The survey included questions about student satisfaction with remote learning, technological barriers, ability to focus, student time demands, living situation, added responsibilities, financial issues, food insecurity and other COVID-19 related obstacles.
The results showed that first-generation and underrepresented minority students, as well as STEM students, found the transition to remote learning more difficult than other students.
“One staggering statistic we found was that technology limited the ability to engage in remote instruction for 42% of first-generation and 36.6% of underrepresented minority students,” said Jennifer Narvaez, one of the student researchers who is now a senior majoring in human biology and society. “In addition, STEM students were less satisfied than non-STEM students with remote instruction.”
Student researcher and junior psychobiology major Alison Menjivar said: “All three groups experienced technological challenges such as Wi-Fi problems because they didn’t really have any access to a computer at home, they always relied on the technology at school. And then, this probably interfered with their participation in the classroom. So some people might not have participated in the discussion or they couldn’t attend lecture.”
Barber and the students organized their data in a report that was shared with Turner and others in the UCLA administration, including the Center for the Advancement of Teaching and the COVID-19 continuity task force. Barber said there was “tremendous” interest in the survey’s findings, and while the campus had already enacted initiatives to support students during COVID, simply raising awareness of students’ experiences made a difference.
“Just by understanding the challenges students are facing, it increases faculty empathy for what students are going through,” Barber said. “Having that data and seeing the results is quite sobering. It's made me think a lot more about the welfare of my students and I checked in with them more to see how they're doing.”

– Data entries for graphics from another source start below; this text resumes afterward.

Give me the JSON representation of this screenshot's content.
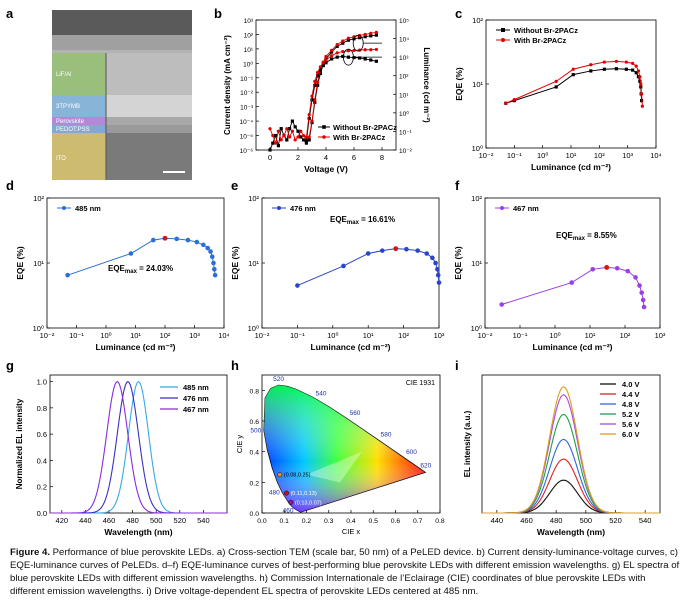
{
  "figure": {
    "panel_letters": [
      "a",
      "b",
      "c",
      "d",
      "e",
      "f",
      "g",
      "h",
      "i"
    ],
    "tem": {
      "layers": [
        "LiF/Al",
        "3TPYMB",
        "Perovskite",
        "PEDOT:PSS",
        "ITO"
      ],
      "scale_bar": "scale bar, 50 nm"
    }
  },
  "caption": {
    "label": "Figure 4.",
    "text": "Performance of blue perovskite LEDs. a) Cross-section TEM (scale bar, 50 nm) of a PeLED device. b) Current density-luminance-voltage curves, c) EQE-luminance curves of PeLEDs. d–f) EQE-luminance curves of best-performing blue perovskite LEDs with different emission wavelengths. g) EL spectra of blue perovskite LEDs with different emission wavelengths. h) Commission Internationale de l’Eclairage (CIE) coordinates of blue perovskite LEDs with different emission wavelengths. i) Drive voltage-dependent EL spectra of perovskite LEDs centered at 485 nm."
  },
  "chart_data": [
    {
      "id": "b",
      "type": "line",
      "title": "",
      "xlabel": "Voltage (V)",
      "ylabel": "Current density (mA cm⁻²)",
      "ylabel2": "Luminance (cd m⁻²)",
      "xlim": [
        -1,
        9
      ],
      "ylim_log": [
        -6,
        3
      ],
      "y2lim_log": [
        -2,
        5
      ],
      "xticks": [
        0,
        2,
        4,
        6,
        8
      ],
      "yticks_log": [
        -6,
        -5,
        -4,
        -3,
        -2,
        -1,
        0,
        1,
        2,
        3
      ],
      "y2ticks_log": [
        -2,
        -1,
        0,
        1,
        2,
        3,
        4,
        5
      ],
      "series": [
        {
          "name": "Without Br-2PACz",
          "color": "#000000",
          "marker": "square",
          "axis": "left",
          "x": [
            0,
            0.2,
            0.4,
            0.6,
            0.8,
            1.0,
            1.2,
            1.4,
            1.6,
            1.8,
            2.0,
            2.2,
            2.4,
            2.6,
            2.8,
            3.0,
            3.2,
            3.4,
            3.6,
            3.8,
            4.0,
            4.4,
            4.8,
            5.2,
            5.6,
            6.0,
            6.4,
            6.8,
            7.2,
            7.6
          ],
          "y": [
            1e-06,
            3e-06,
            1e-05,
            2e-06,
            3e-05,
            1e-05,
            5e-06,
            3e-05,
            0.0001,
            4e-05,
            2e-05,
            8e-06,
            5e-06,
            3e-06,
            5e-06,
            8e-05,
            0.002,
            0.03,
            0.2,
            0.8,
            2,
            6,
            15,
            25,
            40,
            50,
            60,
            70,
            80,
            90
          ]
        },
        {
          "name": "With Br-2PACz",
          "color": "#e00000",
          "marker": "circle",
          "axis": "left",
          "x": [
            0,
            0.2,
            0.4,
            0.6,
            0.8,
            1.0,
            1.2,
            1.4,
            1.6,
            1.8,
            2.0,
            2.2,
            2.4,
            2.6,
            2.8,
            3.0,
            3.2,
            3.4,
            3.6,
            3.8,
            4.0,
            4.4,
            4.8,
            5.2,
            5.6,
            6.0,
            6.4,
            6.8,
            7.2,
            7.6
          ],
          "y": [
            3e-05,
            1e-05,
            3e-06,
            2e-05,
            5e-06,
            1e-05,
            3e-05,
            8e-06,
            2e-05,
            5e-06,
            8e-06,
            2e-05,
            1e-05,
            5e-06,
            8e-06,
            0.0001,
            0.003,
            0.05,
            0.3,
            1.2,
            3,
            8,
            20,
            35,
            55,
            70,
            85,
            100,
            120,
            140
          ]
        },
        {
          "name": "Without Br-2PACz L",
          "color": "#000000",
          "marker": "square",
          "axis": "right",
          "x": [
            2.6,
            2.8,
            3.0,
            3.2,
            3.4,
            3.6,
            3.8,
            4.0,
            4.4,
            4.8,
            5.2,
            5.6,
            6.0,
            6.4,
            6.8,
            7.2,
            7.6
          ],
          "y": [
            0.03,
            0.5,
            5,
            30,
            100,
            200,
            350,
            500,
            800,
            1000,
            1100,
            1000,
            950,
            900,
            800,
            700,
            600
          ]
        },
        {
          "name": "With Br-2PACz L",
          "color": "#e00000",
          "marker": "circle",
          "axis": "right",
          "x": [
            2.6,
            2.8,
            3.0,
            3.2,
            3.4,
            3.6,
            3.8,
            4.0,
            4.4,
            4.8,
            5.2,
            5.6,
            6.0,
            6.4,
            6.8,
            7.2,
            7.6
          ],
          "y": [
            0.05,
            0.8,
            8,
            50,
            150,
            300,
            500,
            700,
            1200,
            1700,
            2000,
            2200,
            2300,
            2400,
            2500,
            2500,
            2600
          ]
        }
      ],
      "legend": [
        "Without Br-2PACz",
        "With Br-2PACz"
      ]
    },
    {
      "id": "c",
      "type": "line",
      "xlabel": "Luminance (cd m⁻²)",
      "ylabel": "EQE (%)",
      "xlim_log": [
        -2,
        4
      ],
      "ylim_log": [
        0,
        2
      ],
      "xticks_log": [
        -2,
        -1,
        0,
        1,
        2,
        3,
        4
      ],
      "yticks_log": [
        0,
        1,
        2
      ],
      "series": [
        {
          "name": "Without Br-2PACz",
          "color": "#000000",
          "marker": "square",
          "x": [
            0.05,
            0.1,
            3,
            12,
            50,
            150,
            400,
            900,
            1500,
            2000,
            2400,
            2700,
            2900,
            3000,
            3100
          ],
          "y": [
            5,
            5.5,
            9,
            14,
            16,
            17,
            17.3,
            17,
            16.5,
            15,
            13,
            11,
            9,
            7,
            5.5
          ]
        },
        {
          "name": "With Br-2PACz",
          "color": "#e00000",
          "marker": "circle",
          "x": [
            0.05,
            0.1,
            3,
            12,
            50,
            150,
            400,
            900,
            1500,
            2000,
            2400,
            2700,
            2900,
            3100,
            3300
          ],
          "y": [
            5,
            5.7,
            11,
            17,
            20,
            22,
            22.6,
            22,
            21,
            19,
            16,
            13,
            10,
            7,
            4.5
          ]
        }
      ],
      "legend": [
        "Without Br-2PACz",
        "With Br-2PACz"
      ]
    },
    {
      "id": "d",
      "type": "line",
      "xlabel": "Luminance (cd m⁻²)",
      "ylabel": "EQE (%)",
      "xlim_log": [
        -2,
        4
      ],
      "ylim_log": [
        0,
        2
      ],
      "xticks_log": [
        -2,
        -1,
        0,
        1,
        2,
        3,
        4
      ],
      "yticks_log": [
        0,
        1,
        2
      ],
      "legend": [
        "485 nm"
      ],
      "annotation": "EQEmax = 24.03%",
      "series": [
        {
          "name": "485 nm",
          "color": "#2a6ed6",
          "x": [
            0.05,
            7,
            40,
            100,
            250,
            600,
            1200,
            2000,
            2800,
            3500,
            4000,
            4400,
            4700,
            5000
          ],
          "y": [
            6.5,
            14,
            22.5,
            24.03,
            23.5,
            22.5,
            21,
            19,
            17,
            15,
            12.5,
            10,
            8,
            6.5
          ]
        }
      ]
    },
    {
      "id": "e",
      "type": "line",
      "xlabel": "Luminance (cd m⁻²)",
      "ylabel": "EQE (%)",
      "xlim_log": [
        -2,
        3
      ],
      "ylim_log": [
        0,
        2
      ],
      "xticks_log": [
        -2,
        -1,
        0,
        1,
        2,
        3
      ],
      "yticks_log": [
        0,
        1,
        2
      ],
      "legend": [
        "476 nm"
      ],
      "annotation": "EQEmax = 16.61%",
      "series": [
        {
          "name": "476 nm",
          "color": "#2a46c8",
          "x": [
            0.1,
            2,
            10,
            25,
            60,
            120,
            250,
            450,
            650,
            800,
            900,
            950,
            1000
          ],
          "y": [
            4.5,
            9,
            14,
            15.5,
            16.61,
            16.3,
            15.5,
            14,
            12,
            10,
            8,
            6.5,
            5
          ]
        }
      ]
    },
    {
      "id": "f",
      "type": "line",
      "xlabel": "Luminance (cd m⁻²)",
      "ylabel": "EQE (%)",
      "xlim_log": [
        -2,
        3
      ],
      "ylim_log": [
        0,
        2
      ],
      "xticks_log": [
        -2,
        -1,
        0,
        1,
        2,
        3
      ],
      "yticks_log": [
        0,
        1,
        2
      ],
      "legend": [
        "467 nm"
      ],
      "annotation": "EQEmax = 8.55%",
      "series": [
        {
          "name": "467 nm",
          "color": "#9b3fe6",
          "x": [
            0.03,
            3,
            12,
            30,
            60,
            120,
            200,
            260,
            300,
            330,
            350
          ],
          "y": [
            2.3,
            5,
            8,
            8.55,
            8.3,
            7.5,
            6,
            4.5,
            3.5,
            2.7,
            2.1
          ]
        }
      ]
    },
    {
      "id": "g",
      "type": "line",
      "xlabel": "Wavelength (nm)",
      "ylabel": "Normalized EL intensity",
      "xlim": [
        410,
        560
      ],
      "ylim": [
        0,
        1.05
      ],
      "xticks": [
        420,
        440,
        460,
        480,
        500,
        520,
        540
      ],
      "yticks": [
        0.0,
        0.2,
        0.4,
        0.6,
        0.8,
        1.0
      ],
      "series": [
        {
          "name": "485 nm",
          "color": "#39a8e8",
          "peak": 485,
          "fwhm": 20
        },
        {
          "name": "476 nm",
          "color": "#3a2fc4",
          "peak": 476,
          "fwhm": 21
        },
        {
          "name": "467 nm",
          "color": "#8a2be2",
          "peak": 467,
          "fwhm": 21
        }
      ]
    },
    {
      "id": "h",
      "type": "scatter",
      "title": "CIE 1931",
      "xlabel": "CIE x",
      "ylabel": "CIE y",
      "xlim": [
        0,
        0.8
      ],
      "ylim": [
        0,
        0.9
      ],
      "xticks": [
        0.0,
        0.1,
        0.2,
        0.3,
        0.4,
        0.5,
        0.6,
        0.7,
        0.8
      ],
      "yticks": [
        0.0,
        0.2,
        0.4,
        0.6,
        0.8
      ],
      "wavelength_labels": [
        "460",
        "480",
        "500",
        "520",
        "540",
        "560",
        "580",
        "600",
        "620"
      ],
      "points": [
        {
          "label": "(0.08,0.25)",
          "x": 0.08,
          "y": 0.25
        },
        {
          "label": "(0.11,0.13)",
          "x": 0.11,
          "y": 0.13
        },
        {
          "label": "(0.13,0.07)",
          "x": 0.13,
          "y": 0.07
        }
      ]
    },
    {
      "id": "i",
      "type": "line",
      "xlabel": "Wavelength (nm)",
      "ylabel": "EL intensity (a.u.)",
      "xlim": [
        430,
        550
      ],
      "ylim": [
        0,
        1.05
      ],
      "xticks": [
        440,
        460,
        480,
        500,
        520,
        540
      ],
      "series": [
        {
          "name": "4.0 V",
          "color": "#111111",
          "peak": 485,
          "amp": 0.25
        },
        {
          "name": "4.4 V",
          "color": "#e02020",
          "peak": 485,
          "amp": 0.41
        },
        {
          "name": "4.8 V",
          "color": "#2f66d8",
          "peak": 485,
          "amp": 0.56
        },
        {
          "name": "5.2 V",
          "color": "#1e9e4a",
          "peak": 485,
          "amp": 0.75
        },
        {
          "name": "5.6 V",
          "color": "#b049e0",
          "peak": 485,
          "amp": 0.9
        },
        {
          "name": "6.0 V",
          "color": "#d9a019",
          "peak": 485,
          "amp": 0.96
        }
      ]
    }
  ]
}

The resulting paper was accepted for publication in the Journal of Microbiology & Biology Education.
Marc Levis-Fitzgerald, director of the Center for the Advancement of Teaching’s Center for Educational Assessment, said for him the report’s most important takeaway is that challenges faced by underrepresented minority and first-generation students are the result of disparities that existed long before remote learning began.
“Given that feedback from quarterly surveys of our students during COVID remote learning was generally positive minus challenges with feeling a sense of community, this deeper look at different groups was enlightening,” he said.
The Center for the Advancement of Teaching included the survey in their Keep Teaching – Pedagogy resources, which was launched to help faculty adjust to teaching online and includes teaching strategies, digital tools, student perspectives and more. A student panel discussion was also included during CAT’s April 2021 symposium “Teaching at UCLA: Looking Forward with 2020 Vision” to share student perspectives on the challenges, benefits and surprises of remote learning.
Doing research about their own challenges, then presenting that research to campus leaders who have the power to positively influence the students themselves, was a significant opportunity, Barber and the students said. Levis-Fitzgerald pointed out that completing and publishing a research paper in less than a year is also a rare achievement, especially for undergraduates.
“I think the most significant outcome of this paper is that it will be used to influence change at UCLA and help assist professors in making equity-minded decisions to support all UCLA students,” Narvaez said.